So the problem, that I have is the following:
Let $\{Y_t\}$ be a stationary process with $\mu=0$ and $a,b$ constant. Define and new stochastic process $X_t = (a + bt)s_t + Y_t$, where $s_t$ is the seasonal component. I need to prove that $\nabla \nabla_{12} X_t := (1 − B_{12})^2 X_t$ is stationary.
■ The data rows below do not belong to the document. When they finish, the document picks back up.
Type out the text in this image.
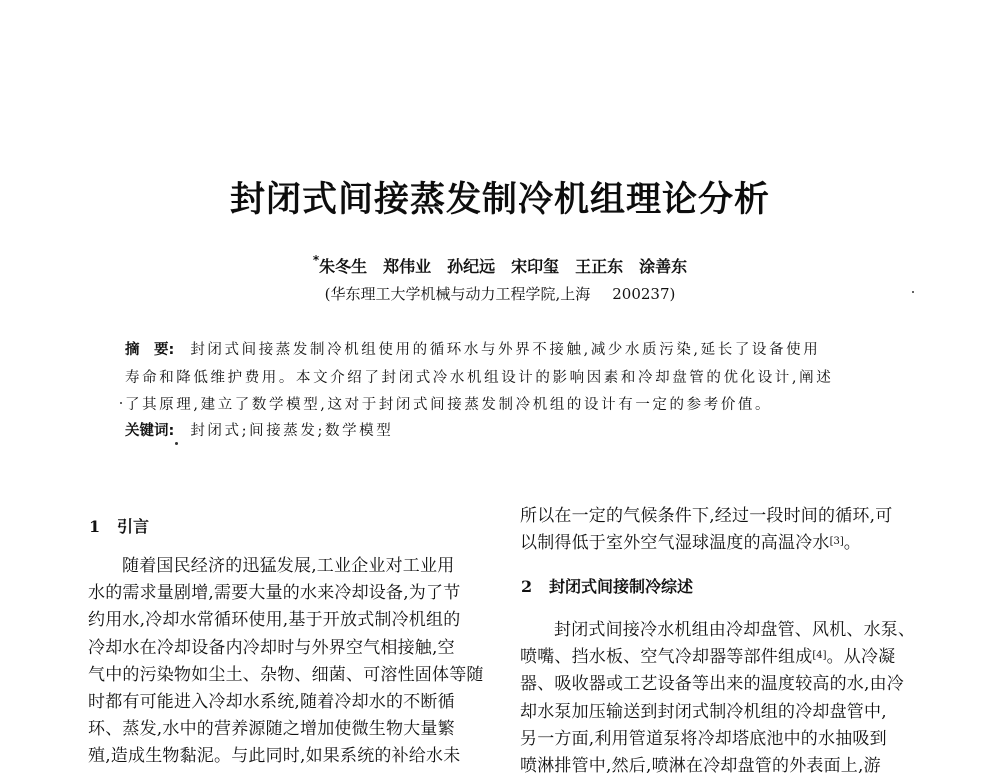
封闭式间接蒸发制冷机组理论分析
*朱冬生 郑伟业 孙纪远 宋印玺 王正东 涂善东
(华东理工大学机械与动力工程学院,上海 200237)
摘　要: 封闭式间接蒸发制冷机组使用的循环水与外界不接触,减少水质污染,延长了设备使用
寿命和降低维护费用。本文介绍了封闭式冷水机组设计的影响因素和冷却盘管的优化设计,阐述
了其原理,建立了数学模型,这对于封闭式间接蒸发制冷机组的设计有一定的参考价值。
关键词: 封闭式;间接蒸发;数学模型
1 引言
随着国民经济的迅猛发展,工业企业对工业用
水的需求量剧增,需要大量的水来冷却设备,为了节
约用水,冷却水常循环使用,基于开放式制冷机组的
冷却水在冷却设备内冷却时与外界空气相接触,空
气中的污染物如尘土、杂物、细菌、可溶性固体等随
时都有可能进入冷却水系统,随着冷却水的不断循
环、蒸发,水中的营养源随之增加使微生物大量繁
殖,造成生物黏泥。与此同时,如果系统的补给水未
所以在一定的气候条件下,经过一段时间的循环,可
以制得低于室外空气湿球温度的高温冷水[3]。
2 封闭式间接制冷综述
封闭式间接冷水机组由冷却盘管、风机、水泵、
喷嘴、挡水板、空气冷却器等部件组成[4]。从冷凝
器、吸收器或工艺设备等出来的温度较高的水,由冷
却水泵加压输送到封闭式制冷机组的冷却盘管中,
另一方面,利用管道泵将冷却塔底池中的水抽吸到
喷淋排管中,然后,喷淋在冷却盘管的外表面上,游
After solving I get that: $\nabla\nabla_{12} X_t= X_t - 2Xt_{-12} + X_{t-24}$ Then I substitute and I get:$E[X_t]= E[Y_t + 2Y_{t-12} + Y_{t-24}]$. Since $Y_t$ is stationary, then it follows that $E[X_t]$ also depends on t when I think about it but the $E[Y]$ is zero. So I am not sure if my solution for $E[X_t]$ is correct at all. Can some give me some idea if I am on the right track or I have totally messed up? Thanks a lot in advance :)
Since $(Y_t)$ is stationary, $E[Y_t]$ does not depend on $t$. Then you have a typo: the equality $E[X_t]= E[Y_t + 2Y_{t-12} + Y_{t-24}]$ should read $E[X_t]= E[Y_t - 2Y_{t-12} + Y_{t-24}]$ but you are right, all the terms there are zero hence $E[X_t]=0$.